Estonian Central Criminal Police detained 10 former employees of Danske Bank`s Estonian branch. They are suspected of having assisted clients transfer suspicious money through the bank in a systematic and coordinated manner. The volume and pattern of these transactions and deficiency of information enclosed about them indicated the questionable origin of these funds.
The criminal proceedings that started in November 2017 to investigate money laundering in Danske Bank`s Estonian branch have reached the stage of filing initial suspicions. The evidence collected until now indicate that the regulations for prevention of money laundering that were in force in the bank were purely a formality and were not followed. Additionally, there is reason to believe that the activities of the suspected employees were known and accepted in the non-resident unit.
State Prosecutor Marek Vahing who is leading the criminal proceedings, explained that the evidence that has been gathered so far clearly indicate that the employees of the Danske Bank ignored the regulations for prevention of money laundering. “The persons that have received the suspicion today, mark the commencement of the public procedural acts in this criminal matter. The persons that have received a suspicion thus far are the former client relationship managers and the head of a division of Danske Bank. It is possible to state with relative certainty that the number of suspects will increase.”
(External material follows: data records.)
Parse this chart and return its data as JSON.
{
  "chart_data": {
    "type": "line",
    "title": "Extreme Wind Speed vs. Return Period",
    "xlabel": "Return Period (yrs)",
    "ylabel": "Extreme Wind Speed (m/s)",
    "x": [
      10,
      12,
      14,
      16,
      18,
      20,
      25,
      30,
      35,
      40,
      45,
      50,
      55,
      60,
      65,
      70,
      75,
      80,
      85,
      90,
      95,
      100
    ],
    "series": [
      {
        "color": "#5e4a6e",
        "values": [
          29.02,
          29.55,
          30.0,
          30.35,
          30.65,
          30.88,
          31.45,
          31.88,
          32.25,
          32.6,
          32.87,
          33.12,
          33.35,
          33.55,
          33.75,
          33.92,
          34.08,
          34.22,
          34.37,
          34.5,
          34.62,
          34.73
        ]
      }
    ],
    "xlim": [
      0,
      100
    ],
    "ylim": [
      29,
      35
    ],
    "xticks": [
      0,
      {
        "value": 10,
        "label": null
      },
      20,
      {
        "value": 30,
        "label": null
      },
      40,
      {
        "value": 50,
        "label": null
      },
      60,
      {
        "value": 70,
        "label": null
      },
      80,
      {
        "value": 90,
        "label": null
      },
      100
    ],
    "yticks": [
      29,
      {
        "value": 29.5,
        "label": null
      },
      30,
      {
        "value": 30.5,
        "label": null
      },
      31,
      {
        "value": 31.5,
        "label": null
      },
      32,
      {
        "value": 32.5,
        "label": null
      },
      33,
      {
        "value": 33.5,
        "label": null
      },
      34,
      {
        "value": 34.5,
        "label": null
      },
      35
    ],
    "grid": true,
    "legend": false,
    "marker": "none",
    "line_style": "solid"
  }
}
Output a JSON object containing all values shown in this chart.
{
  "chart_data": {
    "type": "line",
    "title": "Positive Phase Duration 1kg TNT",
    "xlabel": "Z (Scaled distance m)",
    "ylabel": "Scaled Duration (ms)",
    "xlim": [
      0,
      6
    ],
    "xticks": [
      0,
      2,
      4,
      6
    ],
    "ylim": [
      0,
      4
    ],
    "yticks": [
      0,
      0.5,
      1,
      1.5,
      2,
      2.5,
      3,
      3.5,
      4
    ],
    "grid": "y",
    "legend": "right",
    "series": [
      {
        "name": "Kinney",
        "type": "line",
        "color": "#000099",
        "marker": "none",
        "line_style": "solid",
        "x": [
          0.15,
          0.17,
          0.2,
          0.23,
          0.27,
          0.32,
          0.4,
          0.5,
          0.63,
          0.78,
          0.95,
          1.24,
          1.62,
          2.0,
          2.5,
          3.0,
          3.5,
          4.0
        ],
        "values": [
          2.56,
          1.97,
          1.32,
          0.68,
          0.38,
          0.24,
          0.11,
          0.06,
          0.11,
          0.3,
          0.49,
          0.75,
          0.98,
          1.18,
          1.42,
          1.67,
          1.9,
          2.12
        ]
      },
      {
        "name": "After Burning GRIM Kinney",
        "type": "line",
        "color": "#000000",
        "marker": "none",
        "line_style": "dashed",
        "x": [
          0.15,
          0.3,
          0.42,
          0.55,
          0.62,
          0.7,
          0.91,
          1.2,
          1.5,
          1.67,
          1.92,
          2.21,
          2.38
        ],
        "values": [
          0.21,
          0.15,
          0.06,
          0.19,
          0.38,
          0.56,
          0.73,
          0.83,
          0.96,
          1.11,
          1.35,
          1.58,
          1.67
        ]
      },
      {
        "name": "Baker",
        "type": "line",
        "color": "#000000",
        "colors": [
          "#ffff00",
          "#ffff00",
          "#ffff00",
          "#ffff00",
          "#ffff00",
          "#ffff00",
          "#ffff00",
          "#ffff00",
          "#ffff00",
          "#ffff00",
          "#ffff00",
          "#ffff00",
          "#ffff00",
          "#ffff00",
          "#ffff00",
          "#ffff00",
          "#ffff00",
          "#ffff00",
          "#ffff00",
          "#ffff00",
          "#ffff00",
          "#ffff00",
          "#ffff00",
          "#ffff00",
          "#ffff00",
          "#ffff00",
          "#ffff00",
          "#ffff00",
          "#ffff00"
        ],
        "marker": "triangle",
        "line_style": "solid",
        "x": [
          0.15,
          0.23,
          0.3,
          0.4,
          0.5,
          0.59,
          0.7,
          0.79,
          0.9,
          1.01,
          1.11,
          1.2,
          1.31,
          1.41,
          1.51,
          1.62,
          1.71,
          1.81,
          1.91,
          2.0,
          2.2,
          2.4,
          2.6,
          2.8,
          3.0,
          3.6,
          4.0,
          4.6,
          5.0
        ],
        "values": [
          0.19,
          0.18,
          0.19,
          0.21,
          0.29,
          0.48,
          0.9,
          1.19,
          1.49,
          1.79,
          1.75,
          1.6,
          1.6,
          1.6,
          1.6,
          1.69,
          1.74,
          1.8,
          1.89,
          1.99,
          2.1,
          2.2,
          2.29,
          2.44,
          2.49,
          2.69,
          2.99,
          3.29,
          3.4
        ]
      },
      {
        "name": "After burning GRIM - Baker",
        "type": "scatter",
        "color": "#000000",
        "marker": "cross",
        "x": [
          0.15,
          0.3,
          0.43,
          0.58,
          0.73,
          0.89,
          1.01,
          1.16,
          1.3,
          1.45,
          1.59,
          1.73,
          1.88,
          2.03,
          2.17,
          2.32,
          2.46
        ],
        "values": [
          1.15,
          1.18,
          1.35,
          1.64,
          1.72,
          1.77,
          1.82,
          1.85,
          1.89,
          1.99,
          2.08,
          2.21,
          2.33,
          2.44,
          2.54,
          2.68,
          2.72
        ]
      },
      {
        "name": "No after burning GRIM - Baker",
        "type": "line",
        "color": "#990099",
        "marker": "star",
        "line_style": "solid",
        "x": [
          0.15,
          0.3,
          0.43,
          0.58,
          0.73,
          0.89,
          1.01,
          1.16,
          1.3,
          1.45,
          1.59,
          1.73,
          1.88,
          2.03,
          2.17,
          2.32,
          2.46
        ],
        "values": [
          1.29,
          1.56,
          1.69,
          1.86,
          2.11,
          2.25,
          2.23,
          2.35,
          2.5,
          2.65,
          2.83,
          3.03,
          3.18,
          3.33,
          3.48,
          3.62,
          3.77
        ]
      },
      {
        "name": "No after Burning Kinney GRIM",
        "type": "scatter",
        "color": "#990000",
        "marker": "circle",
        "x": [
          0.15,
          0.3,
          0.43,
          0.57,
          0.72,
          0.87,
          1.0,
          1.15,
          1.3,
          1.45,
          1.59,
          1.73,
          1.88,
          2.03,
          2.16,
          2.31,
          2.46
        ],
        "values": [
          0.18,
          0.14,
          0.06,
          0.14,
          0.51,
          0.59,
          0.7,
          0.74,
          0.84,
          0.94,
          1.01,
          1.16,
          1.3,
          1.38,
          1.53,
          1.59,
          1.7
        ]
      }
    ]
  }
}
“In view of the impact of large-scale money laundering in Danske Bank on the Estonian financial sector, we consider it essential to find out why and how such activities could take place in Danske Bank. Estonia was primarily a transit country in that money-laundering scheme. It is only in the next stage that, as a result of extensive international cooperation, it is hoped that it will be possible to track down the actual beneficiaries and determine where the money was deposited. The 10 former employees that have been detained allowed criminal money to be laundered, but were obviously not the main beneficiaries,” said Aivar Alavere, head of the Central Criminal Police.
At the request of the Office of the Prosecutor General, the court has seized more than one million euros worth of assets. According to the assessment of the prosecutor’s office, those are assets that former bank employees obtained through criminal activities.
Criminal proceedings are conducted by the Economic Crime Bureau of the Central Criminal Police and headed by the Office of the Prosecutor General.
William Browder has also submitted reports of criminal offence to the Office of the Prosecutor General in order to verify the suspicion of money-laundering activities in Danske Bank. The materials provided by W. Browder confirm the information that had been collected thus far in the course of criminal proceedings. The information provided by W. Browder is included in the materials of the criminal matter in question.